Unconventional Economist
Latest posts by Unconventional Economist (see all)

Comments

  1. BadaBingMEMBER

    “Why is it okay for China to reserve urea, but not okay for Australia to reserve gas?”

    Cos the same shareholders benefit in both those circumstances.

  2. If the supply of urea is such a strategic concern – and it does indeed seem to be – then surely the government can persuade Incitec Pivot to continue production at Gibson Island?

    • Strange EconomicsMEMBER

      This plant produced Urea for the last 40 years, until it was priced out by gas non-reserved prices.
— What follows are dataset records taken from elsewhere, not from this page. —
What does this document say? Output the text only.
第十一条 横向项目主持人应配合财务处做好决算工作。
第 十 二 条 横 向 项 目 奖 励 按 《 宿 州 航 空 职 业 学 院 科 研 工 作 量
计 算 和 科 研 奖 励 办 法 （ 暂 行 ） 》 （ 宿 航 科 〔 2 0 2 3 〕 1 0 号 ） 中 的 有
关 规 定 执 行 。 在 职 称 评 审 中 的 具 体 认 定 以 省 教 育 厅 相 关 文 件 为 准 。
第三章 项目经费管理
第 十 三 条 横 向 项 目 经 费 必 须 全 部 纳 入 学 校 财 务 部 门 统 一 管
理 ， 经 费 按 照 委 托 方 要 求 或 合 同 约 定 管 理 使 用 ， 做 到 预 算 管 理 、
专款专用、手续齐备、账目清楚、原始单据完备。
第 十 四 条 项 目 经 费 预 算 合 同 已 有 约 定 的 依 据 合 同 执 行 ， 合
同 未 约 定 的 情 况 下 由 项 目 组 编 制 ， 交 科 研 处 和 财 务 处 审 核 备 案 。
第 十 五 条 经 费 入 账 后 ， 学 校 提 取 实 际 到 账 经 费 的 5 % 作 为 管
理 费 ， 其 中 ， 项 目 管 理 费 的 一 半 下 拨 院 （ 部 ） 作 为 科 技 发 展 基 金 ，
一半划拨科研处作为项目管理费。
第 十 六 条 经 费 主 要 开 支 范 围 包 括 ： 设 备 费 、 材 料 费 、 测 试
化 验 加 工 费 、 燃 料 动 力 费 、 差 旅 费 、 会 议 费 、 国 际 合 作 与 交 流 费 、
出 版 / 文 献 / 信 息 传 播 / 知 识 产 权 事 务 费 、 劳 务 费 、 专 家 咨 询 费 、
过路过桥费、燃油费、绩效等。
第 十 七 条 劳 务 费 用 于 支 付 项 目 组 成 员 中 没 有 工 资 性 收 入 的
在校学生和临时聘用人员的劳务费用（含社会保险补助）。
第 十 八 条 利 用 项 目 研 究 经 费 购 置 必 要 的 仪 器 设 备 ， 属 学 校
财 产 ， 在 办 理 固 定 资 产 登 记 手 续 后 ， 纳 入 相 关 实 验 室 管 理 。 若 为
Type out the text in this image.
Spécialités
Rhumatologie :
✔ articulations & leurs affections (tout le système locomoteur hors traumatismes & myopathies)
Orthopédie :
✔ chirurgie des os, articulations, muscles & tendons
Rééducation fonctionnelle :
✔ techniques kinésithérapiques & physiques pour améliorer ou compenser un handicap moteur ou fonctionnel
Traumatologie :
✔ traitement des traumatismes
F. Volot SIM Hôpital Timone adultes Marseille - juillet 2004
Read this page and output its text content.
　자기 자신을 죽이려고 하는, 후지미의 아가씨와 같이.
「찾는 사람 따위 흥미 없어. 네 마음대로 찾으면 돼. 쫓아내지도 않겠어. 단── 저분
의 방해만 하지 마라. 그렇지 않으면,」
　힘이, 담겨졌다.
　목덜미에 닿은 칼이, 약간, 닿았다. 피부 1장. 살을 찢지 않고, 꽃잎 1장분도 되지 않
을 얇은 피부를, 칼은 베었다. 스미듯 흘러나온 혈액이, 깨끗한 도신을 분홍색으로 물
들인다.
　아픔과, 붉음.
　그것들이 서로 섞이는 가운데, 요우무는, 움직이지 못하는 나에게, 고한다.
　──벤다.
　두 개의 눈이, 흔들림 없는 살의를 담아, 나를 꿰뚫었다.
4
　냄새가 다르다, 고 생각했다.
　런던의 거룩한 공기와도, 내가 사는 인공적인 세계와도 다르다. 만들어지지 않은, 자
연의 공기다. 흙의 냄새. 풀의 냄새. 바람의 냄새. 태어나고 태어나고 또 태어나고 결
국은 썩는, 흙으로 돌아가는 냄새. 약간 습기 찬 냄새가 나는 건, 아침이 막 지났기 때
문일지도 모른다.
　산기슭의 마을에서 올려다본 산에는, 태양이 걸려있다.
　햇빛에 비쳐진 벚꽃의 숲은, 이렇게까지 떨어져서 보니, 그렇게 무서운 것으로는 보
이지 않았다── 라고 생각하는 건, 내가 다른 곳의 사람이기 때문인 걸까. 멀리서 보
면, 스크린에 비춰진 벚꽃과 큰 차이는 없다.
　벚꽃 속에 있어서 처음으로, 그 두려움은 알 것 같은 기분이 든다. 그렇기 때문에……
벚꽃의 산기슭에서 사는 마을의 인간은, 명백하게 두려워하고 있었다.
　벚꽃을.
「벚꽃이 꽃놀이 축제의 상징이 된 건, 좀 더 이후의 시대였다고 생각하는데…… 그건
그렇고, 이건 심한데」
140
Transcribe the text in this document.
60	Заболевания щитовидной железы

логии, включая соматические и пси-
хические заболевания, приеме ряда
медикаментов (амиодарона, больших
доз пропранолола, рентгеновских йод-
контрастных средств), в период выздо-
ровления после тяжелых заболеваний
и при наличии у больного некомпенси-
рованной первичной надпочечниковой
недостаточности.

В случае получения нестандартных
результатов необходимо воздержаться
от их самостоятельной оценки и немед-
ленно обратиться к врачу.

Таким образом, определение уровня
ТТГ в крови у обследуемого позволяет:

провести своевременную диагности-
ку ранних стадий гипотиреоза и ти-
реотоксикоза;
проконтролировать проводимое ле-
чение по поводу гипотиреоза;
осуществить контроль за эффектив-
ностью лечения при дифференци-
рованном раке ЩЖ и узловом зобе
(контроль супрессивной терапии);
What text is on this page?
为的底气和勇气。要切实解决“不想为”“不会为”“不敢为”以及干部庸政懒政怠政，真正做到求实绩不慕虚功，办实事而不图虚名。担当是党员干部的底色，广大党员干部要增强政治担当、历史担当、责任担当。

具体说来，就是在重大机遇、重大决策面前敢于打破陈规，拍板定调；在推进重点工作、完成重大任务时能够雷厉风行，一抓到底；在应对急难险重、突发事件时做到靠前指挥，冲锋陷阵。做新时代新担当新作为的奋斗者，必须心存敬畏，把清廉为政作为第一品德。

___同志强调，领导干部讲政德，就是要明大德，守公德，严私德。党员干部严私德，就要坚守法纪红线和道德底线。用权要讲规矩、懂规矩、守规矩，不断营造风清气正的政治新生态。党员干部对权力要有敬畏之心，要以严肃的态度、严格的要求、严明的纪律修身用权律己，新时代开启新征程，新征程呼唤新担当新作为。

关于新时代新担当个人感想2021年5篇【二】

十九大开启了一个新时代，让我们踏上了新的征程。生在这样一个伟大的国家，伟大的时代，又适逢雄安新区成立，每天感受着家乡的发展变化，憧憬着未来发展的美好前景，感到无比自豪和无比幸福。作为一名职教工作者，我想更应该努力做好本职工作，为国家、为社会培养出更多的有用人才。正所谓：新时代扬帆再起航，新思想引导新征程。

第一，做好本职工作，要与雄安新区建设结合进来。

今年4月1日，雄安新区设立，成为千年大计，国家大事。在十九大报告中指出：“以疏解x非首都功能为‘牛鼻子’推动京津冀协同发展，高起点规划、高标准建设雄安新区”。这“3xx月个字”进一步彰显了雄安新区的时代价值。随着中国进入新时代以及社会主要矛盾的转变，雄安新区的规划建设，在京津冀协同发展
      Its a strategic commodity – ie if imports are closed food production is impacted.

      Because the gas price is cheaper in China so its cheaper to import. Until you can’t import. Its essentially a strategic commodity now. Ironically, the govt could persuade by subsidising gas to the plant, and pay for that by taxing the untaxed export gas.

    • Nationalise it, as it’s now a (not so natural) monopoly & strategic national security issue. Not doing so could lead to a Sri Lankan style uprising 😜

      Friendly Jordies gonna be like these Sri Lankans counting out Rajapaksa’s cash in his house https://t.me/voynareal/27796

    • SchillersMEMBER

      Or set up our own government owned and controlled facility for the manufacture of urea. Just like China. Why do we always have to leave the mining and production of inputs essential to economic survival in the 21st century to private enterprise? Like oil (only two refineries left) and fertiliser? Will we squander our supply of critical minerals (lithium, cobalt, alumina, silicon and other rare earths) and give it away for nothing, just like we have with gas? Or will be smart and start owning it ourselves, like numerous government owned enterprises overseas?

    • Magnus MaximusMEMBER

      You would think with all the billions thrown at “Sovereign Defence Industry” they could spare a few bilion to ensure the ADF isn’t defending a collapsing state in war


  3. Anyone still screaming “sovereign risk” needs to ask themselves: “Why is it okay for China to reserve urea, but not okay for Australia to reserve gas?”.

    Nuff said.

  4. Despite Labor having already made a truck load of excellent decisions in trying to put right the Libs neocon policies & the fact they can’t be blamed for the mess they have inherited #onetermAlbo will only have himself/Labor to blame, they have the power.

  5. Farmers need to train themselves off urea using rotational cover crops with a high % legume, works for some of the best growers in the world.

    Mining needs it for explosives but with their margins, they can afford to pay higher prices.

    Adblue is slightly different but fleet managers can make engine purchasing decisions based on Diesel Oxidizing catalysts or DPF’s.

    • nuthin to worry about then. we’ll make all the required changes to enable china to keep plundering our gas.
      silly us, the answer was there all the time !

  6. History is repeating. Hard and soft commodities are strategic and the cause of wars, in a world of geopolitical rivalries (which are deglobalising). Australia is a huge player in these items as a supplier but it is also extremely vulnerable in others.
    Its been a long time coming. Wake up Australia.

  7. Oh Totes where art thouMEMBER

    So what has China’s decision to ban urea exports got to do with Australian gas? First of all, the Gibson Island plant is closing because Aussie gas is too expensive.

    So people have to potentially starve before we enforce gas reservation?! This is further strengthening my fear that Labor will be a one term government.